Donnerstag, 21. November 2019
Am Morgen teilte sich Turkwel die Luzernenheupellets mit Ukame, während Mapia sich den Hals an der Mauer kratzte. Draußen im Busch bewarf sich Mteto mit Erde, und Siangiki und Olsekki schlossen sich ihr an. Der Rest ging zu einem kleinen Wasserloch und wälzte sich dort im Matsch. Ukame und Roi gingen dann auf dem Weg zur mittäglichen Fütterung am großen Wasserloch voran.

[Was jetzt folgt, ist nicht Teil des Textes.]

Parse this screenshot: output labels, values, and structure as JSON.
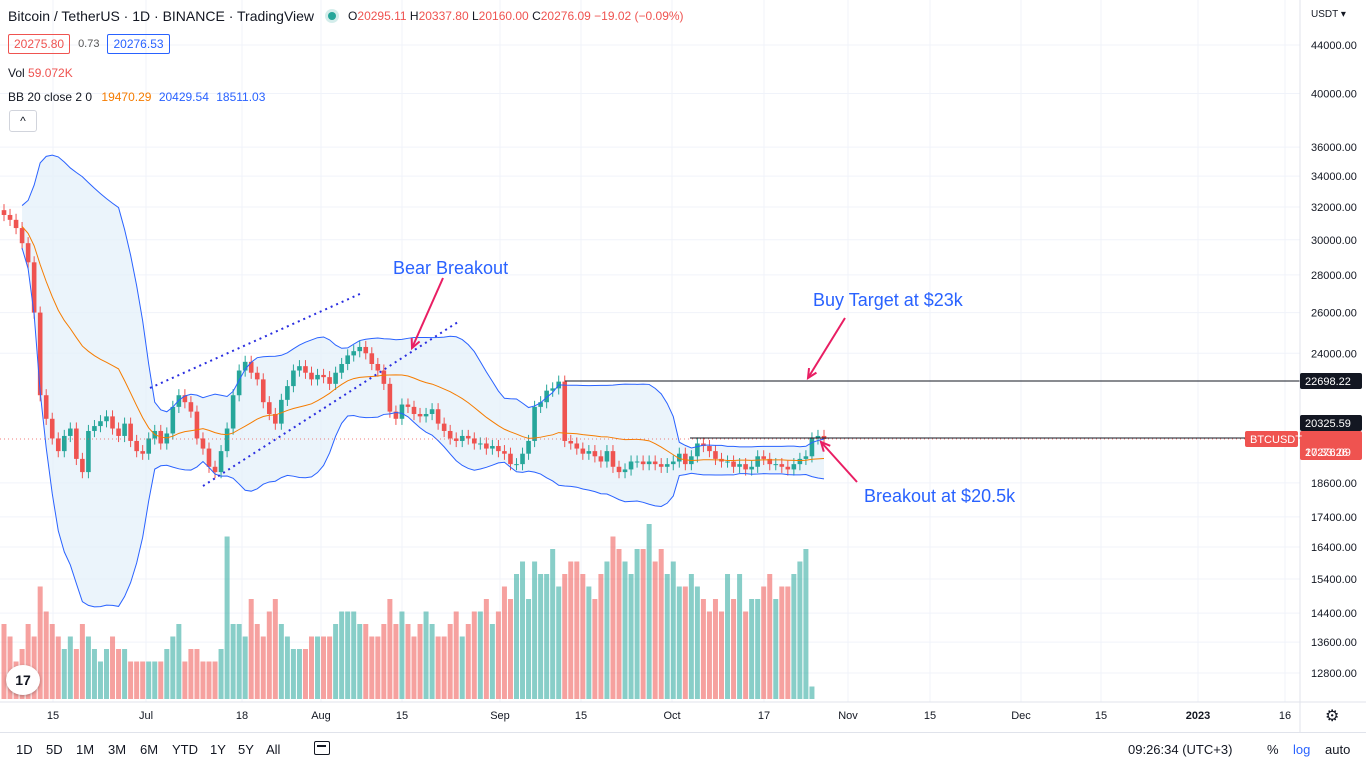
{
  "header": {
    "symbol": "Bitcoin / TetherUS · 1D · BINANCE · TradingView",
    "ohlc": {
      "o_label": "O",
      "o": "20295.11",
      "h_label": "H",
      "h": "20337.80",
      "l_label": "L",
      "l": "20160.00",
      "c_label": "C",
      "c": "20276.09",
      "chg": "−19.02 (−0.09%)"
    },
    "sell_price": "20275.80",
    "spread": "0.73",
    "buy_price": "20276.53",
    "vol_label": "Vol",
    "vol_value": "59.072K",
    "bb_label": "BB 20 close 2 0",
    "bb_basis": "19470.29",
    "bb_upper": "20429.54",
    "bb_lower": "18511.03",
    "collapse_icon": "^"
  },
  "axis": {
    "currency": "USDT",
    "ticks": [
      "44000.00",
      "40000.00",
      "36000.00",
      "34000.00",
      "32000.00",
      "30000.00",
      "28000.00",
      "26000.00",
      "24000.00",
      "20325.59",
      "18600.00",
      "17400.00",
      "16400.00",
      "15400.00",
      "14400.00",
      "13600.00",
      "12800.00"
    ],
    "xticks": [
      "15",
      "Jul",
      "18",
      "Aug",
      "15",
      "Sep",
      "15",
      "Oct",
      "17",
      "Nov",
      "15",
      "Dec",
      "15",
      "2023",
      "16"
    ]
  },
  "price_tags": {
    "level_22698": "22698.22",
    "level_20325": "20325.59",
    "symbol_tag": "BTCUSDT",
    "last_price": "20276.09",
    "countdown": "17:33:26"
  },
  "annotations": {
    "bear": "Bear Breakout",
    "buy_target": "Buy Target at $23k",
    "breakout": "Breakout at $20.5k"
  },
  "bottom": {
    "timeframes": [
      "1D",
      "5D",
      "1M",
      "3M",
      "6M",
      "YTD",
      "1Y",
      "5Y",
      "All"
    ],
    "time": "09:26:34 (UTC+3)",
    "pct": "%",
    "log": "log",
    "auto": "auto"
  },
  "colors": {
    "up": "#26a69a",
    "down": "#ef5350",
    "bb": "#2962ff",
    "basis": "#f57c00",
    "bbfill": "#e3effa"
  },
  "chart_data": {
    "type": "candlestick",
    "title": "Bitcoin / TetherUS · 1D · BINANCE",
    "ylim": [
      12400,
      46000
    ],
    "y_scale": "log",
    "candles_close": [
      31500,
      31200,
      30700,
      29800,
      28700,
      26000,
      22100,
      21100,
      20300,
      19800,
      20400,
      20700,
      19500,
      19000,
      20600,
      20800,
      21000,
      21200,
      20700,
      20400,
      20900,
      20200,
      19800,
      19700,
      20300,
      20600,
      20100,
      20500,
      21600,
      22100,
      21800,
      21400,
      20300,
      19900,
      19200,
      19000,
      19800,
      20700,
      22100,
      23200,
      23600,
      23100,
      22800,
      21800,
      21300,
      20900,
      21900,
      22500,
      23200,
      23400,
      23100,
      22800,
      23000,
      22900,
      22600,
      23100,
      23500,
      23900,
      24100,
      24300,
      24000,
      23500,
      23200,
      22600,
      21400,
      21100,
      21700,
      21600,
      21300,
      21200,
      21300,
      21500,
      20900,
      20600,
      20300,
      20200,
      20400,
      20300,
      20100,
      20100,
      19900,
      20000,
      19800,
      19700,
      19300,
      19300,
      19700,
      20200,
      21600,
      21800,
      22300,
      22400,
      22700,
      20200,
      20100,
      19900,
      19700,
      19800,
      19600,
      19400,
      19800,
      19200,
      19000,
      19100,
      19400,
      19400,
      19300,
      19400,
      19300,
      19200,
      19300,
      19400,
      19700,
      19300,
      19600,
      20100,
      20000,
      19800,
      19500,
      19400,
      19400,
      19200,
      19300,
      19100,
      19200,
      19600,
      19500,
      19300,
      19300,
      19200,
      19100,
      19300,
      19500,
      19600,
      20300,
      20400,
      20276
    ],
    "volume_unit": "relative",
    "volume": [
      6,
      5,
      3,
      4,
      6,
      5,
      9,
      7,
      6,
      5,
      4,
      5,
      4,
      6,
      5,
      4,
      3,
      4,
      5,
      4,
      4,
      3,
      3,
      3,
      3,
      3,
      3,
      4,
      5,
      6,
      3,
      4,
      4,
      3,
      3,
      3,
      4,
      13,
      6,
      6,
      5,
      8,
      6,
      5,
      7,
      8,
      6,
      5,
      4,
      4,
      4,
      5,
      5,
      5,
      5,
      6,
      7,
      7,
      7,
      6,
      6,
      5,
      5,
      6,
      8,
      6,
      7,
      6,
      5,
      6,
      7,
      6,
      5,
      5,
      6,
      7,
      5,
      6,
      7,
      7,
      8,
      6,
      7,
      9,
      8,
      10,
      11,
      8,
      11,
      10,
      10,
      12,
      9,
      10,
      11,
      11,
      10,
      9,
      8,
      10,
      11,
      13,
      12,
      11,
      10,
      12,
      12,
      14,
      11,
      12,
      10,
      11,
      9,
      9,
      10,
      9,
      8,
      7,
      8,
      7,
      10,
      8,
      10,
      7,
      8,
      8,
      9,
      10,
      8,
      9,
      9,
      10,
      11,
      12,
      1
    ]
  }
}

Waisenblogs-Beitrag Ithumba, 26.10.2019
Samstag, 26. Oktober 2019
Als es am Abend zurück zur Auswilderungsstation ging, blieben Turkwel, Siangiki, Oltaiyoni, Ukame, Galla und Karisa zurück. Turkwel versuchte wohl, ihre Freunde zu überzeugen, sich Kithaka, Barsilinga, Garzi und Lemoyian anzuschließen, aber nach einer Weile tauchten sie dann doch an den Stallungen auf.
Waisenblogs-Beitrag Ithumba, 20.10.2019
Sonntag, 20. Oktober 2019
Beim Grasen musste sich Ukame sehr strecken, um an die grünen Blätter eines Baumes heranzukommen. Oltaiyoni gab den Weg zum Mittagsschlammbad vor. Dort bekamen alle ihre Milch, und danach ging Enkikwe zum Wasserloch, kniete sich hin und sammelte etwas Matsch auf, mit dem er sich bespritzte. Die anderen gingen lieber zur Tränke, um Wasser zu saufen. Das Schlammbad war ihnen heute zu kalt, und sie spielten nur etwas in dem Matsch am Rand. Nur Rapa war abenteuerlustig genug hineinzugehen, und sich mitten im Wasser herum zu wälzen.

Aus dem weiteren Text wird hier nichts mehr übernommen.